|Date(s):||1945 to 1947|
|Course:||“US Since 1945,” Juniata College|
After the guns of World War II silenced on August 14, 1945, the United States anxiously awaited the return of its sixteen million veterans that served the counrty from 1941-1945. These veterans left a United States still in the midst of the Great Depression and Americans feared that the veterans' return would continue the depression. At this time, Robert M. Bayless, was just out of high school and he witnessed the return home of his friends and family to his small town in Texas.
Bayless remembered that his hometown did not have a grand celebration, unlike the celebrations in larger towns and cities, such as Seattle. Bayless declared that "out there in these little towns like this, I think that mainly it was just a little bit of horn honking and maybe going to an extra movie or something like that, but there was really no wild celebrations. Lubbock had a small welcome home for the 5,420 veterans that returned from the war. However, Bayless recalled that "every time anyone mentioned something about, well, now all our boys are gonna be coming home, they would always say, 'Gee, it's great. All our boys are gonna be coing home, but I wonder if they're gonna be able to find a job when they get home. I wonder.'"

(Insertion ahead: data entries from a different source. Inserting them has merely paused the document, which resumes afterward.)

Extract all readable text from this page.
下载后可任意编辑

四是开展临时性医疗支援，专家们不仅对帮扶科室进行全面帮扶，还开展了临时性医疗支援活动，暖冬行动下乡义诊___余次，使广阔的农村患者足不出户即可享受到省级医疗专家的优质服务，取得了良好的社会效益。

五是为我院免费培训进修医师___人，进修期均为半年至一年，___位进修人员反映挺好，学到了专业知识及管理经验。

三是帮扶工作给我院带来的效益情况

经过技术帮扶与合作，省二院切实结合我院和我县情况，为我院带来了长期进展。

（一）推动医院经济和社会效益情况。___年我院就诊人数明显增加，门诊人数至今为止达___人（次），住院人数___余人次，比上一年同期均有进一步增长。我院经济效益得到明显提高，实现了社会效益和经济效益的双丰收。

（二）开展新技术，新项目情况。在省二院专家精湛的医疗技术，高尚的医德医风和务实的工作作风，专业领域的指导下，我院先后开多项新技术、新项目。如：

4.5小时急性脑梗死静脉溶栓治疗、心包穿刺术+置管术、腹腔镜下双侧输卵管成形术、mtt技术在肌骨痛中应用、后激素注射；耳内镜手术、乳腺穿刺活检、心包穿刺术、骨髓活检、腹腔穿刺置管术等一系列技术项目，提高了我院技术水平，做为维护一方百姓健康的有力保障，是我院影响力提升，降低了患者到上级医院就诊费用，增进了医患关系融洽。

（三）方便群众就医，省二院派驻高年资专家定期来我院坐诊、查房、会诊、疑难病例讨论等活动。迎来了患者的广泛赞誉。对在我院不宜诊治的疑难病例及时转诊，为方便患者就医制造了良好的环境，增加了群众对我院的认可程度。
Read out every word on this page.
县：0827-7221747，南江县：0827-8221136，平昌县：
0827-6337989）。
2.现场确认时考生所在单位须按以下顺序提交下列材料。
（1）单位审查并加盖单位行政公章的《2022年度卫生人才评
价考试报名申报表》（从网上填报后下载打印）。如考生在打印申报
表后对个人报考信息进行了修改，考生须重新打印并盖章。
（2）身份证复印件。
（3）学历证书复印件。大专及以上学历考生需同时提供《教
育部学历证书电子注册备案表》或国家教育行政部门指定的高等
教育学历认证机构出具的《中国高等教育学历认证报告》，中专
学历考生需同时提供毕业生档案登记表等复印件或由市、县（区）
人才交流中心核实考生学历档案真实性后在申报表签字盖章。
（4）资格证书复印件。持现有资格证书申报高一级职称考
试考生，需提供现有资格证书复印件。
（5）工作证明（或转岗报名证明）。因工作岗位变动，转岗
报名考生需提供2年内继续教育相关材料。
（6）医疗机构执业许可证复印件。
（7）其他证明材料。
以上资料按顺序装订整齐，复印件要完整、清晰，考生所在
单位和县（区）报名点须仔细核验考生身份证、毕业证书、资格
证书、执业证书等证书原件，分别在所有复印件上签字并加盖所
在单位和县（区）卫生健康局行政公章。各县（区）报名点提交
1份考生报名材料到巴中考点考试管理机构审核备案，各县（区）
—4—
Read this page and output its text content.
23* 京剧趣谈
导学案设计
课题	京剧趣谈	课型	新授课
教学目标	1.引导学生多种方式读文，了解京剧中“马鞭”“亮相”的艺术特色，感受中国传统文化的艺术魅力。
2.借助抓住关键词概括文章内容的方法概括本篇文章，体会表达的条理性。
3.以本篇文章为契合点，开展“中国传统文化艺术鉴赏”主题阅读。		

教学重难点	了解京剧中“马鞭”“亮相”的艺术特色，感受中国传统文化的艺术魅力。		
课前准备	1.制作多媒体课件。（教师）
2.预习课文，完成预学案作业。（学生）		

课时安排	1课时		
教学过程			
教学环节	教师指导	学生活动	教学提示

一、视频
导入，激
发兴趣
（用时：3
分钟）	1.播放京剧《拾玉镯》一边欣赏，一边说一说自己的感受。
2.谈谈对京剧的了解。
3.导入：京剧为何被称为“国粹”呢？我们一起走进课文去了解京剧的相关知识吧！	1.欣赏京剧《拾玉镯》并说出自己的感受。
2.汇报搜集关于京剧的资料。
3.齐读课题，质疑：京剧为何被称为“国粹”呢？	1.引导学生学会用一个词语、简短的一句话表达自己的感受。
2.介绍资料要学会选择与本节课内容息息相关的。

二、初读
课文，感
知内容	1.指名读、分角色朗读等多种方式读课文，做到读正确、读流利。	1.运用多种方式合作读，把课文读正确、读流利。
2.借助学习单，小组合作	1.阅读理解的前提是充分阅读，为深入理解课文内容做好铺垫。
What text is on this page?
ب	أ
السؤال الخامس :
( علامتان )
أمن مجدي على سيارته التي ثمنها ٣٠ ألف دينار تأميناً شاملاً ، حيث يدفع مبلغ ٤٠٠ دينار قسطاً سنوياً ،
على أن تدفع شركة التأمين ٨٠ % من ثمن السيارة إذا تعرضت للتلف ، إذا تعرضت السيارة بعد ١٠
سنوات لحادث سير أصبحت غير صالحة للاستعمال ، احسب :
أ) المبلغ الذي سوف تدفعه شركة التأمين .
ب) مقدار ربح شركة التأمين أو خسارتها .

Even though Bayless was only seventeen years old, he remembered hearing the returning veterans worry about what they would do since there were no jobs for them. It seemed to Bayless that every one of them as soon as they arrived home, said, "Well, wow now we can draw for a year, for fifty-two weeks. We can draw a certain amount of unemployment compensation." Bayless stated that he did not understand why the veterans could not just re-integrate into society.
Many Americans did not understand the trouble that World War II veterans had adjusting back into society. Bayless' account of the immediate years after V-E Day and V-J Day gives an accurate description of what typical Americans were feeling as thousands of World War II veterans were coming home.